Wakatu Incorporation is interested to see the industrial component of the planned Motueka West development proceed first in order to create jobs for the town’s expected growing population.
Tasman District Council’s Motueka West and Central Development plan would see about 100 hectares of land, primarily between King Edward and Pah streets, developed for residential and industrial use. About 80 per cent of the land is owned by Wakatu.
Council projections showed that the town needed 635 more houses in the next 25 years, and another 44 hectares (108 acres) of retail, industrial and commercial land in the next 50 years.
Under the draft plan, about 40ha is zoned light industrial, 40ha is zoned residential, and the rest is zoned mixed business and commercial.
Wakatu also has three other subdivisions under way.
Wakatu’s manager of lands Iain Sheves told Motueka Community Board members on Tuesday that stage three of its 100-lot Te Maatu subdivision off Parker St has been completed and the 24-section stage four would be started when the market demanded, while titles to stage one of the 58-lot high end Puketutu subdivision off Old Wharf Rd were expected any day, he said.

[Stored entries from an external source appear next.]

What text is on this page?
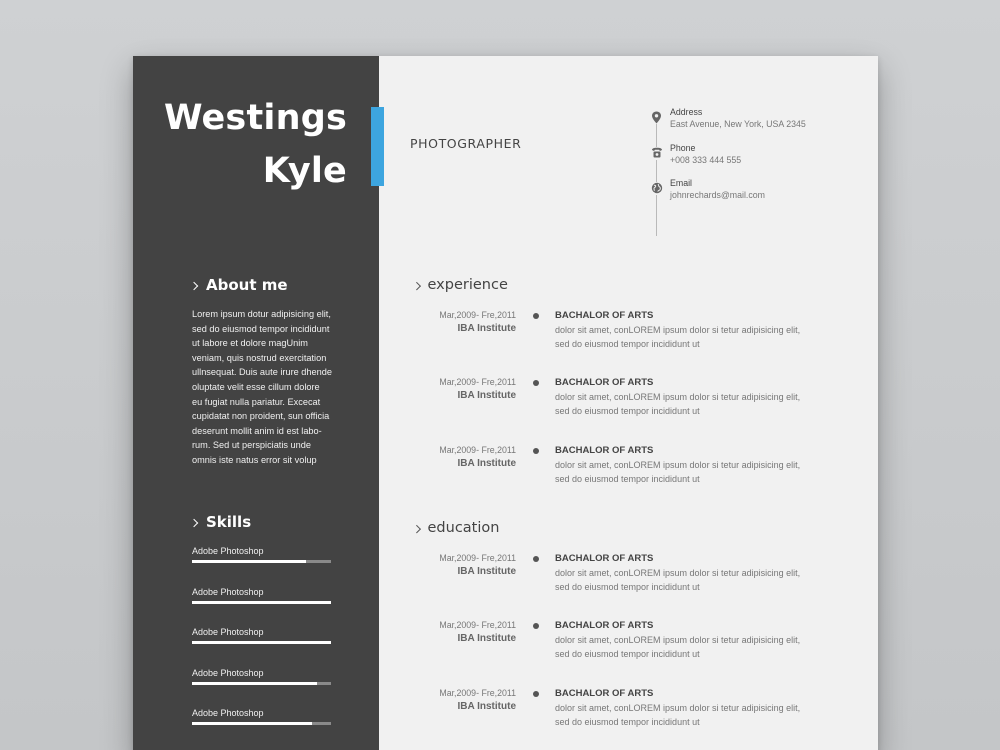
Westings
Kyle
About me
Lorem ipsum dotur adipisicing elit,
sed do eiusmod tempor incididunt
ut labore et dolore magUnim
veniam, quis nostrud exercitation
ullnsequat. Duis aute irure dhende
oluptate velit esse cillum dolore
eu fugiat nulla pariatur. Excecat
cupidatat non proident, sun officia
deserunt mollit anim id est labo-
rum. Sed ut perspiciatis unde
omnis iste natus error sit volup
Skills
Adobe Photoshop
Adobe Photoshop
Adobe Photoshop
Adobe Photoshop
Adobe Photoshop
PHOTOGRAPHER
Address
East Avenue, New York, USA 2345
Phone
+008 333 444 555
Email
johnrechards@mail.com
experience
Mar,2009- Fre,2011
IBA Institute
BACHALOR OF ARTS
dolor sit amet, conLOREM ipsum dolor si tetur adipisicing elit,
sed do eiusmod tempor incididunt ut
Mar,2009- Fre,2011
IBA Institute
BACHALOR OF ARTS
dolor sit amet, conLOREM ipsum dolor si tetur adipisicing elit,
sed do eiusmod tempor incididunt ut
Mar,2009- Fre,2011
IBA Institute
BACHALOR OF ARTS
dolor sit amet, conLOREM ipsum dolor si tetur adipisicing elit,
sed do eiusmod tempor incididunt ut
education
Mar,2009- Fre,2011
IBA Institute
BACHALOR OF ARTS
dolor sit amet, conLOREM ipsum dolor si tetur adipisicing elit,
sed do eiusmod tempor incididunt ut
Mar,2009- Fre,2011
IBA Institute
BACHALOR OF ARTS
dolor sit amet, conLOREM ipsum dolor si tetur adipisicing elit,
sed do eiusmod tempor incididunt ut
Mar,2009- Fre,2011
IBA Institute
BACHALOR OF ARTS
dolor sit amet, conLOREM ipsum dolor si tetur adipisicing elit,
sed do eiusmod tempor incididunt ut
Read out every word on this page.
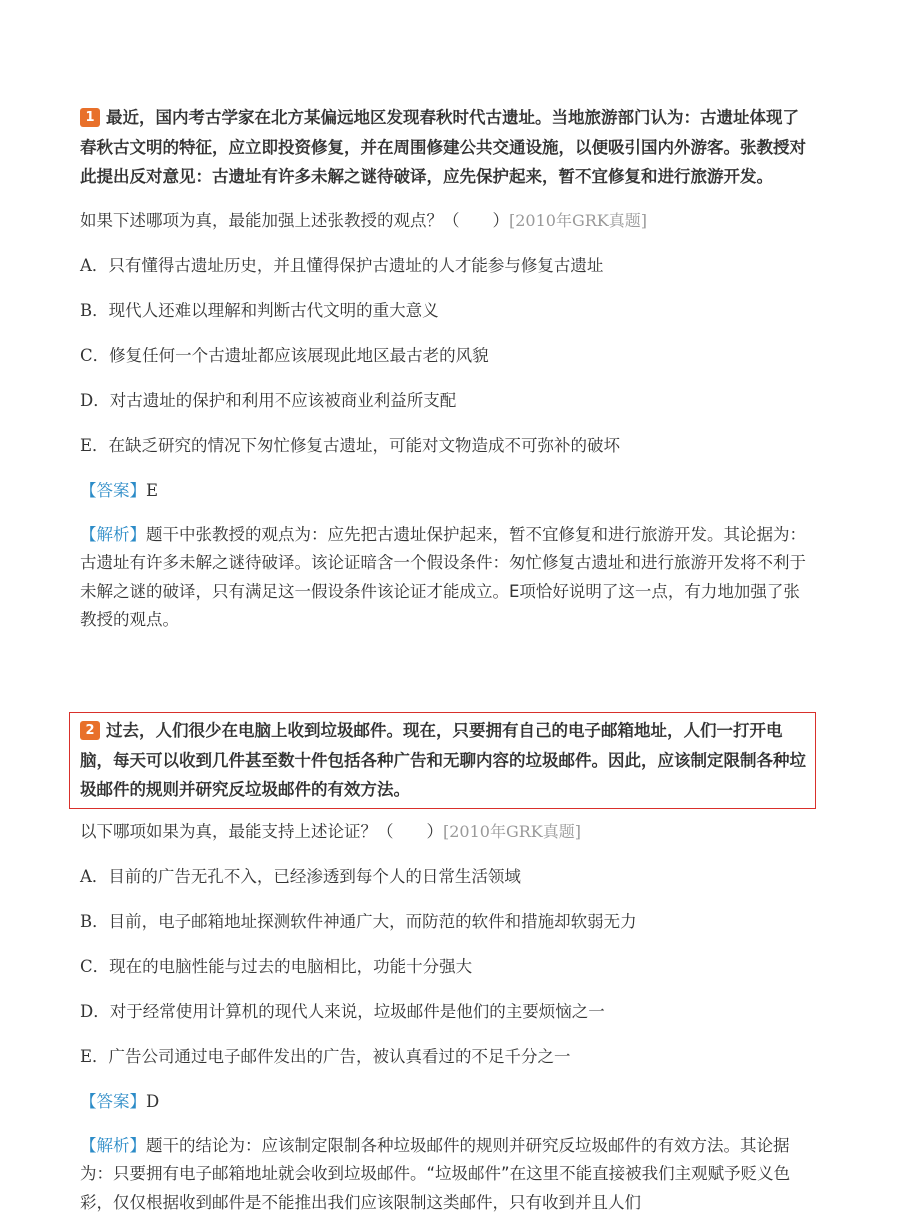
1 最近，国内考古学家在北方某偏远地区发现春秋时代古遗址。当地旅游部门认为：古遗址体现了春秋古文明的特征，应立即投资修复，并在周围修建公共交通设施，以便吸引国内外游客。张教授对此提出反对意见：古遗址有许多未解之谜待破译，应先保护起来，暂不宜修复和进行旅游开发。
如果下述哪项为真，最能加强上述张教授的观点？（　　）[2010年GRK真题]
A．只有懂得古遗址历史，并且懂得保护古遗址的人才能参与修复古遗址
B．现代人还难以理解和判断古代文明的重大意义
C．修复任何一个古遗址都应该展现此地区最古老的风貌
D．对古遗址的保护和利用不应该被商业利益所支配
E．在缺乏研究的情况下匆忙修复古遗址，可能对文物造成不可弥补的破坏
【答案】E
【解析】题干中张教授的观点为：应先把古遗址保护起来，暂不宜修复和进行旅游开发。其论据为：古遗址有许多未解之谜待破译。该论证暗含一个假设条件：匆忙修复古遗址和进行旅游开发将不利于未解之谜的破译，只有满足这一假设条件该论证才能成立。E项恰好说明了这一点，有力地加强了张教授的观点。
2 过去，人们很少在电脑上收到垃圾邮件。现在，只要拥有自己的电子邮箱地址，人们一打开电脑，每天可以收到几件甚至数十件包括各种广告和无聊内容的垃圾邮件。因此，应该制定限制各种垃圾邮件的规则并研究反垃圾邮件的有效方法。
以下哪项如果为真，最能支持上述论证？（　　）[2010年GRK真题]
A．目前的广告无孔不入，已经渗透到每个人的日常生活领域
B．目前，电子邮箱地址探测软件神通广大，而防范的软件和措施却软弱无力
C．现在的电脑性能与过去的电脑相比，功能十分强大
D．对于经常使用计算机的现代人来说，垃圾邮件是他们的主要烦恼之一
E．广告公司通过电子邮件发出的广告，被认真看过的不足千分之一
【答案】D
【解析】题干的结论为：应该制定限制各种垃圾邮件的规则并研究反垃圾邮件的有效方法。其论据为：只要拥有电子邮箱地址就会收到垃圾邮件。“垃圾邮件”在这里不能直接被我们主观赋予贬义色彩，仅仅根据收到邮件是不能推出我们应该限制这类邮件，只有收到并且人们
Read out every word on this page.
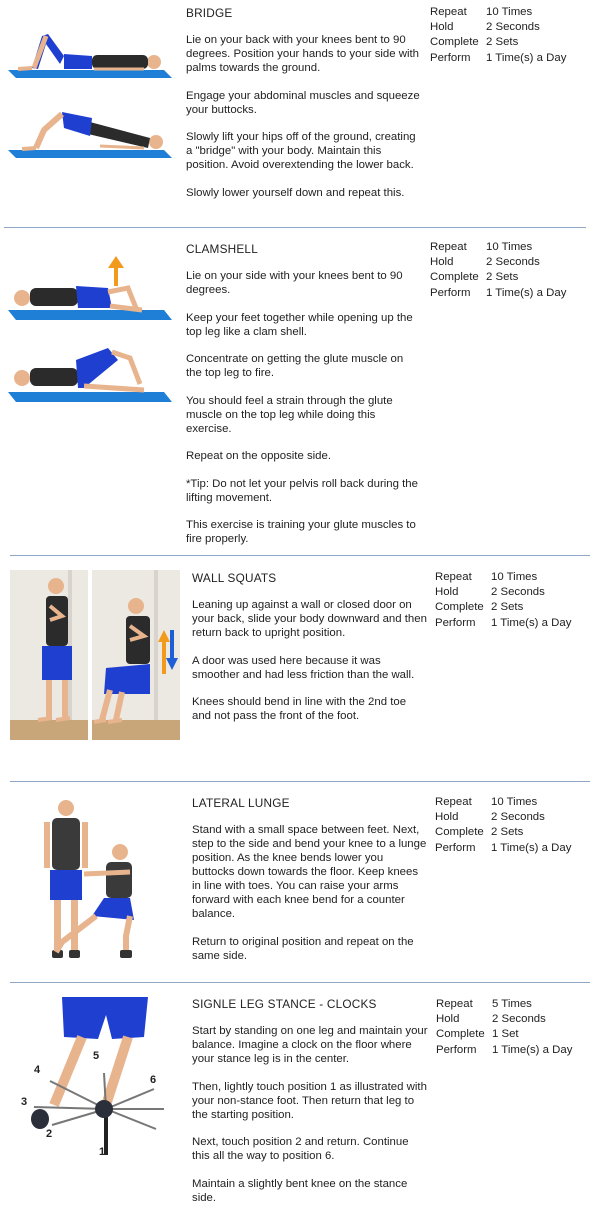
BRIDGE
Lie on your back with your knees bent to 90 degrees. Position your hands to your side with palms towards the ground.
Engage your abdominal muscles and squeeze your buttocks.
Slowly lift your hips off of the ground, creating a "bridge" with your body. Maintain this position. Avoid overextending the lower back.
Slowly lower yourself down and repeat this.
Repeat	10 Times
Hold	2 Seconds
Complete 2 Sets
Perform	1 Time(s) a Day
CLAMSHELL
Lie on your side with your knees bent to 90 degrees.
Keep your feet together while opening up the top leg like a clam shell.
Concentrate on getting the glute muscle on the top leg to fire.
You should feel a strain through the glute muscle on the top leg while doing this exercise.
Repeat on the opposite side.
*Tip: Do not let your pelvis roll back during the lifting movement.
This exercise is training your glute muscles to fire properly.
Repeat	10 Times
Hold	2 Seconds
Complete 2 Sets
Perform	1 Time(s) a Day
WALL SQUATS
Leaning up against a wall or closed door on your back, slide your body downward and then return back to upright position.
A door was used here because it was smoother and had less friction than the wall.
Knees should bend in line with the 2nd toe and not pass the front of the foot.
Repeat	10 Times
Hold	2 Seconds
Complete 2 Sets
Perform	1 Time(s) a Day
LATERAL LUNGE
Stand with a small space between feet. Next, step to the side and bend your knee to a lunge position. As the knee bends lower you buttocks down towards the floor. Keep knees in line with toes. You can raise your arms forward with each knee bend for a counter balance.
Return to original position and repeat on the same side.
Repeat	10 Times
Hold	2 Seconds
Complete 2 Sets
Perform	1 Time(s) a Day
1
2
3
4
5
6
SIGNLE LEG STANCE - CLOCKS
Start by standing on one leg and maintain your balance. Imagine a clock on the floor where your stance leg is in the center.
Then, lightly touch position 1 as illustrated with your non-stance foot. Then return that leg to the starting position.
Next, touch position 2 and return. Continue this all the way to position 6.
Maintain a slightly bent knee on the stance side.
Repeat	5 Times
Hold	2 Seconds
Complete 1 Set
Perform	1 Time(s) a Day
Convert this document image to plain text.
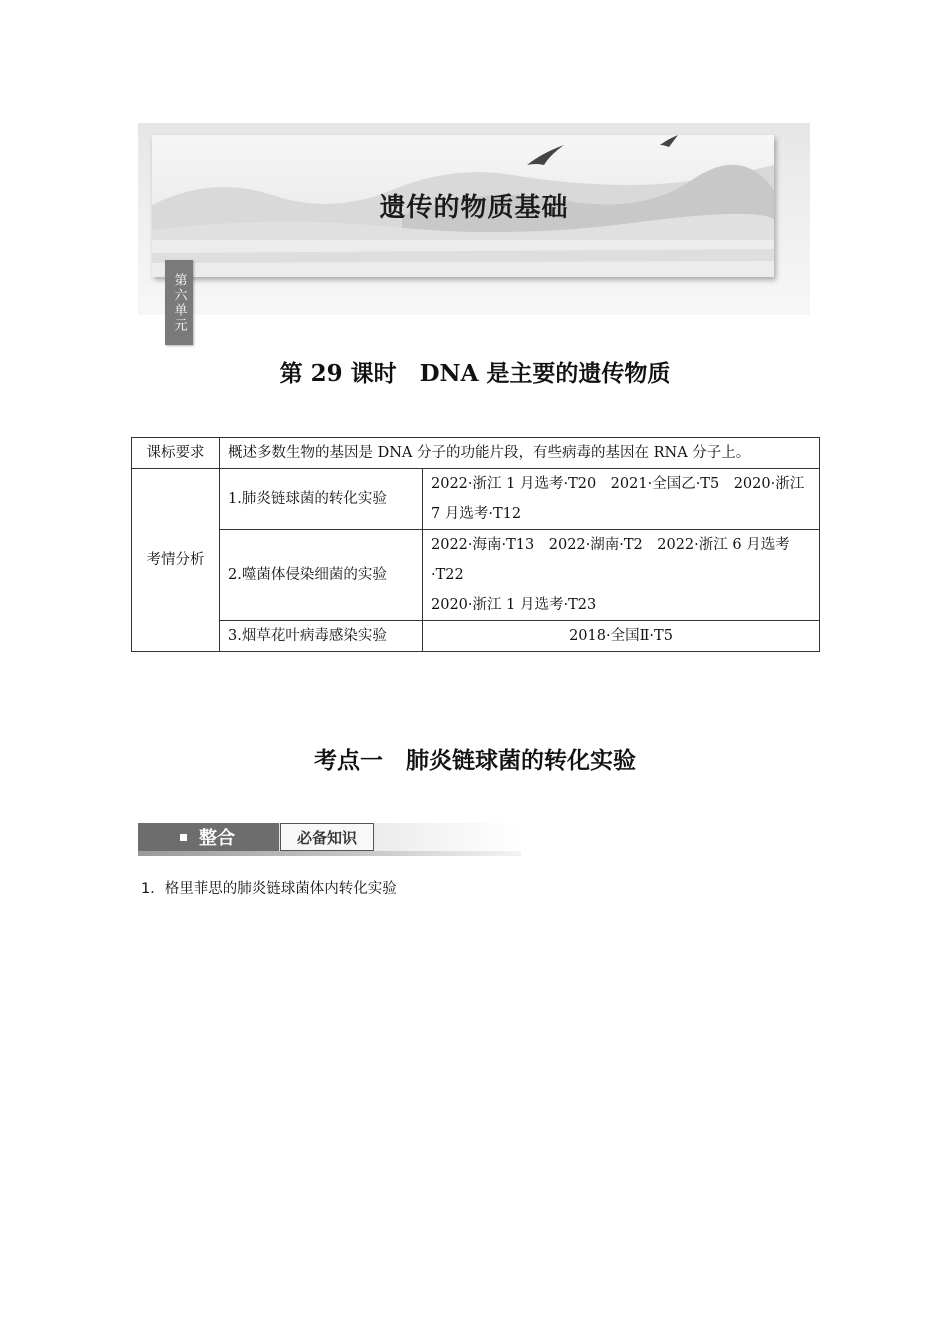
第六单元
遗传的物质基础
第 29 课时　DNA 是主要的遗传物质
课标要求	概述多数生物的基因是 DNA 分子的功能片段，有些病毒的基因在 RNA 分子上。	
考情分析	1.肺炎链球菌的转化实验	2022·浙江 1 月选考·T20　2021·全国乙·T5　2020·浙江 7 月选考·T12
	2.噬菌体侵染细菌的实验	2022·海南·T13　2022·湖南·T2　2022·浙江 6 月选考·T22
2020·浙江 1 月选考·T23

	3.烟草花叶病毒感染实验	2018·全国Ⅱ·T5
考点一　肺炎链球菌的转化实验
整合	必备知识
1．格里菲思的肺炎链球菌体内转化实验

It is planned that the 101-lot Grey St subdivision would provide more affordable living square metres to around 700sqmnte, Iain said.
Wakatu director Barney Thomas told board members that while people needed somewhere to live, they also needed places to work and more industrial land was needed in Motueka to provide room for businesses wanting to move to the town.
Board member Paul Hawkes asked if development could initially focus on the Motueka West industrial land to open up job opportunities.
However, Motueka councillor Jack Inglis told the board he was concerned the council’s plans would see the loss of prime horticultural land.